What did I do now?
If I brought this forward, it wouldn’t just destroy my father’s career. It would unravel something bigger—tangled up in university funding, political favors, and federal oversight I barely understood.
And if I didn’t? Then I was no better than him.
The cursor blinked on the laptop screen, unchanging, as if mocking how shaken I was. Two letters glared back at me.W.P.
I sank into the chair, frozen, the screen throwing a cold light across my face. My fingers hovered above the keys, useless, while a dull ringing filled my ears. One second, the file was there, clear as day. The next, the portal shut me out, dumping me back at the sign-in prompt as if it had never existed. But the knot in my gut told me it had.
I blinked hard, trying to bring the screen into focus, but the words blurred, twisting into shapes I couldn’t make sense of. I shoved a hand through my hair, staring at the screen that felt aimed right at me.
They knew I’d been there.
I didn’t know who “they” were. Compliance? The PAC’s IT team? Someone on my father’s staff?
Or the man pulling all the strings.
The initials seared into my mind like a brand. I could almost hear his voice echoing in my head, as clear as if he were standing behind me.
“Politics is the art of momentum, Wren. It’s not about the truth. It’s about controlling the narrative.”

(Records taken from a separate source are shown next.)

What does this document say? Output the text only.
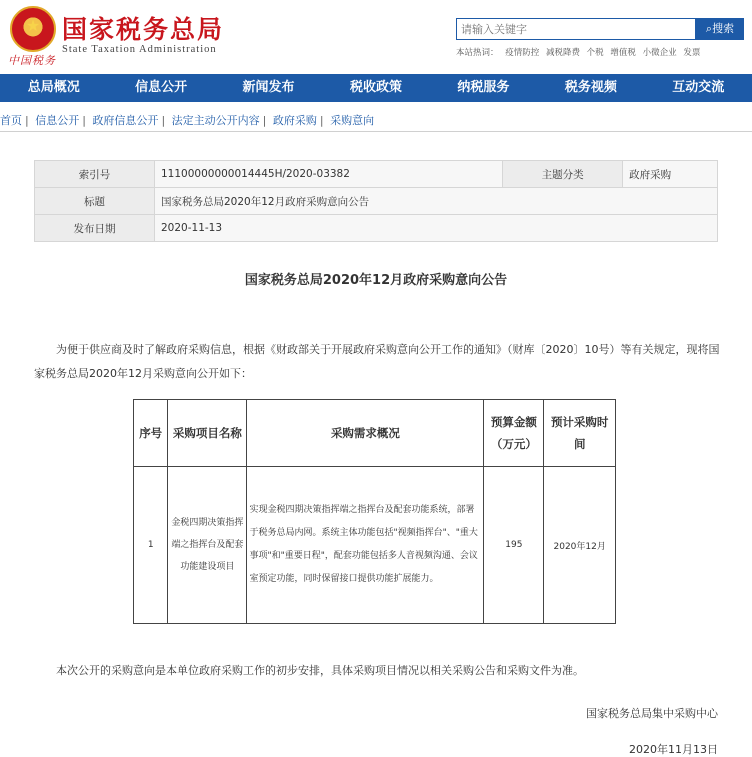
★
中国税务
国家税务总局
State Taxation Administration
请输入关键字
⌕搜索
本站热词： 疫情防控 减税降费 个税 增值税 小微企业 发票
总局概况	信息公开	新闻发布	税收政策	纳税服务	税务视频	互动交流
首页 | 信息公开 | 政府信息公开 | 法定主动公开内容 | 政府采购 | 采购意向
索引号	11100000000014445H/2020-03382	主题分类	政府采购
标题	国家税务总局2020年12月政府采购意向公告		
发布日期	2020-11-13		
国家税务总局2020年12月政府采购意向公告
为便于供应商及时了解政府采购信息，根据《财政部关于开展政府采购意向公开工作的通知》（财库〔2020〕10号）等有关规定，现将国家税务总局2020年12月采购意向公开如下：
序号	采购项目名称	采购需求概况	预算金额（万元）	预计采购时间
1	金税四期决策指挥端之指挥台及配套功能建设项目	实现金税四期决策指挥端之指挥台及配套功能系统，部署于税务总局内网。系统主体功能包括"视频指挥台"、"重大事项"和"重要日程"，配套功能包括多人音视频沟通、会议室预定功能，同时保留接口提供功能扩展能力。	195	2020年12月
本次公开的采购意向是本单位政府采购工作的初步安排，具体采购项目情况以相关采购公告和采购文件为准。
国家税务总局集中采购中心
2020年11月13日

It was one thing to suspect. Another to see it spelled out line by line.
The money started with the PAC. I already knew that. But seeing it move—pushed through a so-called student enrichment fund—made my stomach turn. On paper, it looked like support for students. In reality, it was just a pass-through. Money in, money out. Gavin’s name was on the checks, but I doubted he was the only one.
The fund was a cover. The sponsor was fake. The payout matched the NIL numbers exactly.
And my father—the governor, my own blood—had signed off on it.
The floor seemed to tilt under me. I shoved the desk chair back, the wheels protesting across the hardwood. What the hell was he doing?
The dorm was too still without Alisa’s chatter. The quiet pressed in. I started pacing, bare feet dragging against the floor with every step.
I didn’t have every piece, but the trail was clear enough. I’d grown up around it—policy briefings, strategy meetings, and dinner table politics. I knew the pattern.
Create a shell fund. Feed it donor money. Push it through a nonprofit stamped with the university’s name. Rebrand it as NIL support. Pay players. Pull them at the right time. Shift the odds. Build favors. Build power.
And the players tied to these deals? They weren’t random. They connected to donors and districts that mattered.
This wasn’t about sports or money. It was about control.
If I was right, and my father was using NIL deals to manipulate outcomes and gain leverage with the board, he wasn’tjust compromising the university. He was compromising everything.
The thought knocked the air from my lungs. I staggered back, gripping the counter to steady myself. My reflection in the dark window above stared back pale, hollow-eyed. Haunted.
This couldn’t be happening.
My chest tightened, and before I knew it, I was moving fast, nearly tripping over the rug as I rushed into the bathroom. The light overhead was harsh when it flicked on. I twisted the faucet and splashed cold water on my face, the shock biting at my skin. Drops clung to my lashes and slid down my neck. I gripped the sink, knuckles white against the porcelain, and forced myself to look up.
The reflection staring back at me didn’t look fine. She looked rattled and barely holding it together.
I tried to think. Who could I tell? How can I get proof? But every option twisted into a dead end.
If I told Talon, he’d blow it wide open and take himself down with it. If I went to compliance, they’d bury it before the ink dried. If I confronted my father—
No. Not yet.
I needed more. Names. Transfers. Proof that would turn smoke into fire. If I moved too soon, this wouldn’t just get shut down.